DC residents complain about pot smoke in condos, apartments

Some D.C. residents are unhappy because they can smell their neighbor's marijuana smoke. Now, building managers are trying to figure out how to handle the problem.
The District passed a law legalizing pot use in residences, but the city did not specify how to control the smoke going into other apartments and condos or public areas. 

Now, some residents are complaining about the smoke, and building managers are trying to figure out how to handle the new problem.

Many people in D.C. live in apartments or condos, and the smoke goes through the air vents and under doors. So, whether you want to or not, you may be inhaling. 

Veretta Swann and her daughter live in an apartment building in Northwest. 

The sign in the lobby says, "We are proud to offer a smoke free environment." However, some residents are ignoring the policy.

Swann walked down the hall of her floor with me. "When you get off the elevator right there, you get a contact. When you are walking down this hallway, you get high. You get cigarette smoke. You get weed smoke," she said. 

Swann's nine-year-old daughter has asthma. They usually have the windows closed, but the marijuana still seeps in through the vents and under the door. 

"As you can see outside our window, a small courtyard--so whatever apartment is smoking weed, we get it," she said. "I've gone to management, and I've asked them, ‘What about tenants who live here who have health issues?' I have a daughter who is a severe asthmatic, who is on a nebulizer."

Swann said the building management will not do anything about it. 


At the Imperial House Condominium on 18th Street, the manager sent out a notice from the condo board that owners and tenants have to "take measures" to ensure the smell of marijuana does not affect other units or common areas. 

Allison Goff rents a condo in Imperial House. "Cigarette smoke bothers me a lot more because it sticks around for a lot longer. Pot smoke just kinda goes away it seems like pretty quickly," she said. 

Maron Turner lives in a different D.C. condo. "Given the reasons behind there being a ban on nicotine cigarettes, it would extend seamlessly to marijuana in the sense that you don't want smoke where other people are inhaling secondhand smoke," she said. 

Charles Gibbs lives in a row house in D.C. 

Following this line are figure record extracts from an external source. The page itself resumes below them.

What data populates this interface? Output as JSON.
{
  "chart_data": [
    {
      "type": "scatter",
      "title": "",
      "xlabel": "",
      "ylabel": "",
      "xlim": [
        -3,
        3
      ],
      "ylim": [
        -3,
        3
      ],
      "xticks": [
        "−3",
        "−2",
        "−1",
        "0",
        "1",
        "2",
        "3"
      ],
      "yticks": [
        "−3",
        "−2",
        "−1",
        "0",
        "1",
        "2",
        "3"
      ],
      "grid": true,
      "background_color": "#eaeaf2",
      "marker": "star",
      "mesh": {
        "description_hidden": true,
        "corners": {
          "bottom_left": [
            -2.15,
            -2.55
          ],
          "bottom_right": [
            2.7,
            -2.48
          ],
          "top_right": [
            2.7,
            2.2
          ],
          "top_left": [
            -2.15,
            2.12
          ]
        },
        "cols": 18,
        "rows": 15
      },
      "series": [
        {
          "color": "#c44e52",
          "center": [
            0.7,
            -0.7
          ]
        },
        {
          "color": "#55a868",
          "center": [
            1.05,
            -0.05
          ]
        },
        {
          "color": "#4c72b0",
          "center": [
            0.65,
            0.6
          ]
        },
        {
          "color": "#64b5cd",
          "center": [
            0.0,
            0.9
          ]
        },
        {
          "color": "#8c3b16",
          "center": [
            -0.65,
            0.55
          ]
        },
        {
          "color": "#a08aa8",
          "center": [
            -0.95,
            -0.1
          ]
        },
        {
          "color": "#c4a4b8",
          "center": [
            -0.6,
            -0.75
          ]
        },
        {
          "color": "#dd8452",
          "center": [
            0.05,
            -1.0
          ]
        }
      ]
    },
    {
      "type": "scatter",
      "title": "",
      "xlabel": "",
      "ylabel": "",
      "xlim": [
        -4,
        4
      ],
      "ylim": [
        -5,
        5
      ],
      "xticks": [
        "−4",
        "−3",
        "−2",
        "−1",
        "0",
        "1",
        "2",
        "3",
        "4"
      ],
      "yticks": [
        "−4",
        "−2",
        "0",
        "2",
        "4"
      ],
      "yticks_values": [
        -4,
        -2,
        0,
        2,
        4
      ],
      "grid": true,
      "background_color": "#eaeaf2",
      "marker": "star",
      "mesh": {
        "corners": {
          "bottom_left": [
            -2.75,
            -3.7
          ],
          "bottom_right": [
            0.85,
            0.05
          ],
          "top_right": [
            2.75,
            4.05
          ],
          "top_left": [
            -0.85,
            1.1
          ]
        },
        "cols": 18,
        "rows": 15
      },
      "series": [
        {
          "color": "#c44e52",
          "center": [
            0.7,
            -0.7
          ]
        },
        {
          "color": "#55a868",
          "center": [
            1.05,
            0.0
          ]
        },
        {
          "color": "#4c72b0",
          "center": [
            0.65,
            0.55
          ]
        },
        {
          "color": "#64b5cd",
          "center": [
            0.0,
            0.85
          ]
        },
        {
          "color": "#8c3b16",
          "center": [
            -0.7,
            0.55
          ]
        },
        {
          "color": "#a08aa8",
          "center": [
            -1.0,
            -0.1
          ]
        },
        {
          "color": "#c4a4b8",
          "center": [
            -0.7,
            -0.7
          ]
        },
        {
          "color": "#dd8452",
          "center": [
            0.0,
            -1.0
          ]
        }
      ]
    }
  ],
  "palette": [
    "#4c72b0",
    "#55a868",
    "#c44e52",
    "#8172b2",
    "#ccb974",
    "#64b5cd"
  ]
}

"Do you smoke pot?" I asked. 

"Yes I do," replied Gibbs. 

"Do you smoke pot in your house?" I asked. 

"Outsides, yeah," he said. 

"And have any of your neighbors complained?" 

"No, none," said Gibbs. 

For residents who do have complaints, Mayor Muriel Bowser says go to your management. 

"The same regulations that apply to smoking of any kind in apartment buildings or condo buildings- owners can set their own rules," the mayor said on Wednesday

What about people like Swann, whose apartment won't help her?

"It is up to apartment buildings and condo buildings to regulate their smoking policies," the mayor responded. 

There are no easy answers to this problem. And perhaps that is why the city left it to the buildings to figure out how to make everyone happy at home.